By returning this, we can receive the instance back immediately to call another method in chain.

ChainCalculator chainCalculator = ChainCalculator(0.0)
                                    .add(2.0)
                                    .subtract(1.0)
                                    .add(2.0)
                                    .subtract(2.0);
print("Result: " + chainCalculator.result().toString());

Cascade in Dart

Because Dart developers make uses of method chaining heavily, cascade feature is provided to support.

See the following code:

class Calculator {
  double _accumulator = 0;

  Calculator(double startValue) {
    this._accumulator = startValue;
  }

  void add(double val) {
    this._accumulator += val;
  }

  void subtract(double val) {
    this._accumulator -= val;
  }

  double result() {
    return this._accumulator;
  }
}

It is almost the same as ChainCalculator class; only one difference, where return this has been removed in each method.

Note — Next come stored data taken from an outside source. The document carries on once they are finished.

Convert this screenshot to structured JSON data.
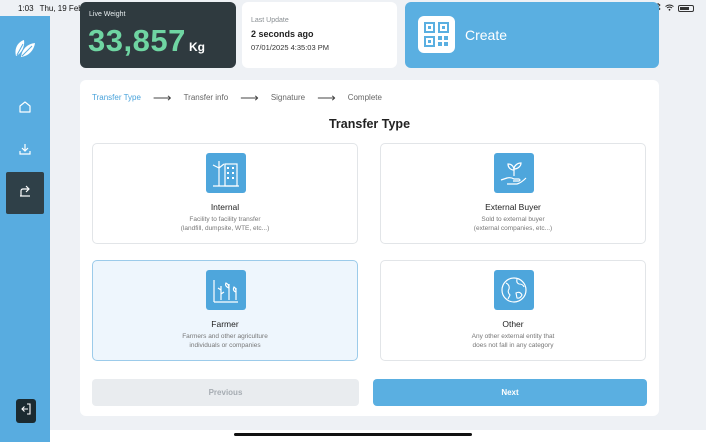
{
  "status_bar": {
    "time": "1:03",
    "date": "Thu, 19 Feb"
  },
  "sidebar": {
    "items": [
      {
        "name": "home",
        "icon": "home-icon",
        "active": false
      },
      {
        "name": "download",
        "icon": "download-icon",
        "active": false
      },
      {
        "name": "transfer",
        "icon": "share-icon",
        "active": true
      }
    ],
    "logout_icon": "logout-icon"
  },
  "weight": {
    "label": "Live Weight",
    "value": "33,857",
    "unit": "Kg"
  },
  "update": {
    "label": "Last Update",
    "value": "2 seconds ago",
    "timestamp": "07/01/2025 4:35:03 PM"
  },
  "create": {
    "label": "Create",
    "icon": "qr-code-icon"
  },
  "stepper": {
    "steps": [
      "Transfer Type",
      "Transfer info",
      "Signature",
      "Complete"
    ],
    "active_index": 0
  },
  "panel": {
    "title": "Transfer Type"
  },
  "options": [
    {
      "title": "Internal",
      "desc1": "Facility to facility transfer",
      "desc2": "(landfill, dumpsite, WTE, etc...)",
      "icon": "building-icon",
      "selected": false
    },
    {
      "title": "External Buyer",
      "desc1": "Sold to external buyer",
      "desc2": "(external companies, etc...)",
      "icon": "hand-plant-icon",
      "selected": false
    },
    {
      "title": "Farmer",
      "desc1": "Farmers and other agriculture",
      "desc2": "individuals or companies",
      "icon": "crops-icon",
      "selected": true
    },
    {
      "title": "Other",
      "desc1": "Any other external entity that",
      "desc2": "does not fall in any category",
      "icon": "globe-icon",
      "selected": false
    }
  ],
  "buttons": {
    "previous": "Previous",
    "next": "Next"
  },
  "colors": {
    "accent": "#5aafe1",
    "weight_green": "#6fd5a2",
    "dark_card": "#2f3a3f"
  }
}
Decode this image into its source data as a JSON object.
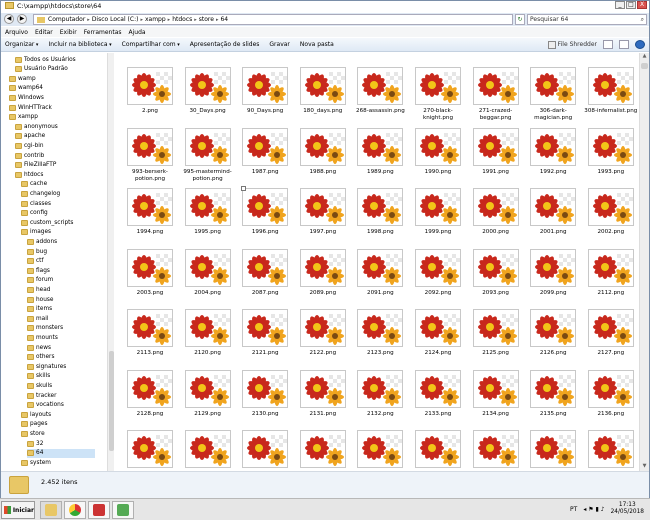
{
  "window": {
    "title": "C:\\xampp\\htdocs\\store\\64",
    "controls": [
      "_",
      "□",
      "X"
    ]
  },
  "address": {
    "crumbs": [
      "Computador",
      "Disco Local (C:)",
      "xampp",
      "htdocs",
      "store",
      "64"
    ],
    "separator": "▸",
    "search_placeholder": "Pesquisar 64"
  },
  "menu": [
    "Arquivo",
    "Editar",
    "Exibir",
    "Ferramentas",
    "Ajuda"
  ],
  "toolbar": {
    "items": [
      "Organizar",
      "Incluir na biblioteca",
      "Compartilhar com",
      "Apresentação de slides",
      "Gravar",
      "Nova pasta"
    ],
    "dropdown_items": [
      true,
      true,
      true,
      false,
      false,
      false
    ],
    "file_shredder": "File Shredder"
  },
  "nav": {
    "items": [
      {
        "label": "Todos os Usuários",
        "indent": 3
      },
      {
        "label": "Usuário Padrão",
        "indent": 3
      },
      {
        "label": "wamp",
        "indent": 2
      },
      {
        "label": "wamp64",
        "indent": 2
      },
      {
        "label": "Windows",
        "indent": 2
      },
      {
        "label": "WinHTTrack",
        "indent": 2
      },
      {
        "label": "xampp",
        "indent": 2
      },
      {
        "label": "anonymous",
        "indent": 3
      },
      {
        "label": "apache",
        "indent": 3
      },
      {
        "label": "cgi-bin",
        "indent": 3
      },
      {
        "label": "contrib",
        "indent": 3
      },
      {
        "label": "FileZillaFTP",
        "indent": 3
      },
      {
        "label": "htdocs",
        "indent": 3
      },
      {
        "label": "cache",
        "indent": 4
      },
      {
        "label": "changelog",
        "indent": 4
      },
      {
        "label": "classes",
        "indent": 4
      },
      {
        "label": "config",
        "indent": 4
      },
      {
        "label": "custom_scripts",
        "indent": 4
      },
      {
        "label": "images",
        "indent": 4
      },
      {
        "label": "addons",
        "indent": 5
      },
      {
        "label": "bug",
        "indent": 5
      },
      {
        "label": "ctf",
        "indent": 5
      },
      {
        "label": "flags",
        "indent": 5
      },
      {
        "label": "forum",
        "indent": 5
      },
      {
        "label": "head",
        "indent": 5
      },
      {
        "label": "house",
        "indent": 5
      },
      {
        "label": "items",
        "indent": 5
      },
      {
        "label": "mail",
        "indent": 5
      },
      {
        "label": "monsters",
        "indent": 5
      },
      {
        "label": "mounts",
        "indent": 5
      },
      {
        "label": "news",
        "indent": 5
      },
      {
        "label": "others",
        "indent": 5
      },
      {
        "label": "signatures",
        "indent": 5
      },
      {
        "label": "skills",
        "indent": 5
      },
      {
        "label": "skulls",
        "indent": 5
      },
      {
        "label": "tracker",
        "indent": 5
      },
      {
        "label": "vocations",
        "indent": 5
      },
      {
        "label": "layouts",
        "indent": 4
      },
      {
        "label": "pages",
        "indent": 4
      },
      {
        "label": "store",
        "indent": 4
      },
      {
        "label": "32",
        "indent": 5
      },
      {
        "label": "64",
        "indent": 5,
        "selected": true
      },
      {
        "label": "system",
        "indent": 4
      }
    ]
  },
  "files": [
    "2.png",
    "30_Days.png",
    "90_Days.png",
    "180_days.png",
    "268-assassin.png",
    "270-black-knight.png",
    "271-crazed-beggar.png",
    "306-dark-magician.png",
    "308-infernalist.png",
    "993-berserk-potion.png",
    "995-mastermind-potion.png",
    "1987.png",
    "1988.png",
    "1989.png",
    "1990.png",
    "1991.png",
    "1992.png",
    "1993.png",
    "1994.png",
    "1995.png",
    "1996.png",
    "1997.png",
    "1998.png",
    "1999.png",
    "2000.png",
    "2001.png",
    "2002.png",
    "2003.png",
    "2004.png",
    "2087.png",
    "2089.png",
    "2091.png",
    "2092.png",
    "2093.png",
    "2099.png",
    "2112.png",
    "2113.png",
    "2120.png",
    "2121.png",
    "2122.png",
    "2123.png",
    "2124.png",
    "2125.png",
    "2126.png",
    "2127.png",
    "2128.png",
    "2129.png",
    "2130.png",
    "2131.png",
    "2132.png",
    "2133.png",
    "2134.png",
    "2135.png",
    "2136.png",
    "",
    "",
    "",
    "",
    "",
    "",
    "",
    "",
    ""
  ],
  "status": {
    "item_count": "2.452 itens"
  },
  "taskbar": {
    "start_label": "Iniciar",
    "language": "PT",
    "time": "17:13",
    "date": "24/05/2018"
  },
  "colors": {
    "accent": "#2e6bbf",
    "selection": "#cde3f7",
    "folder": "#e8c766"
  }
}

Let’s use cascade feature.

Calculator calculator = Calculator(0.0)
    ..add(12.0)
    ..subtract(10.0)
    ..add(5.0)..subtract(8.0);

print("Result: " + calculator.result().toString());

It works perfectly and similar to previous code, but instead of . notation, cascade uses .. (double-dot) notation in order to access current modifying instance.

By using cascade, we don’t have to put many of repeated return this inside the class.

Also, another nice thing about cascade is that, since return this is unnecessary anymore, we can return something else appropriate to the methods.

Let say we want to get accumulated value immediately after calling add or subtract methods.

double add(double val) {
  this._accumulator += val;
  return this._accumulator;
}

double subtract(double val) {
  this._accumulator -= val;
  return this._accumulator;
}

The code still works, and it has no effect to cascade.

Why cascade in Dart?

Just looking at following example, it is taken from official Dart language tour.

final addressBook = (AddressBookBuilder()
      ..name = 'jenny'
      ..email = 'jenny@example.com'
      ..phone = (PhoneNumberBuilder()
            ..number = '415-555-0100'
            ..label = 'home')
          .build())
    .build();

Generally speaking, cascade is super-helpful for:

  • building complex objects (lots of property configuration)
  • making objects better for encapsulation. return this makes objects too open.
  • building objects faster with nested cascade.
  • less lines of code.

Well, even if you don’t like it, you will fall in love with Cascade in Dart sooner or later.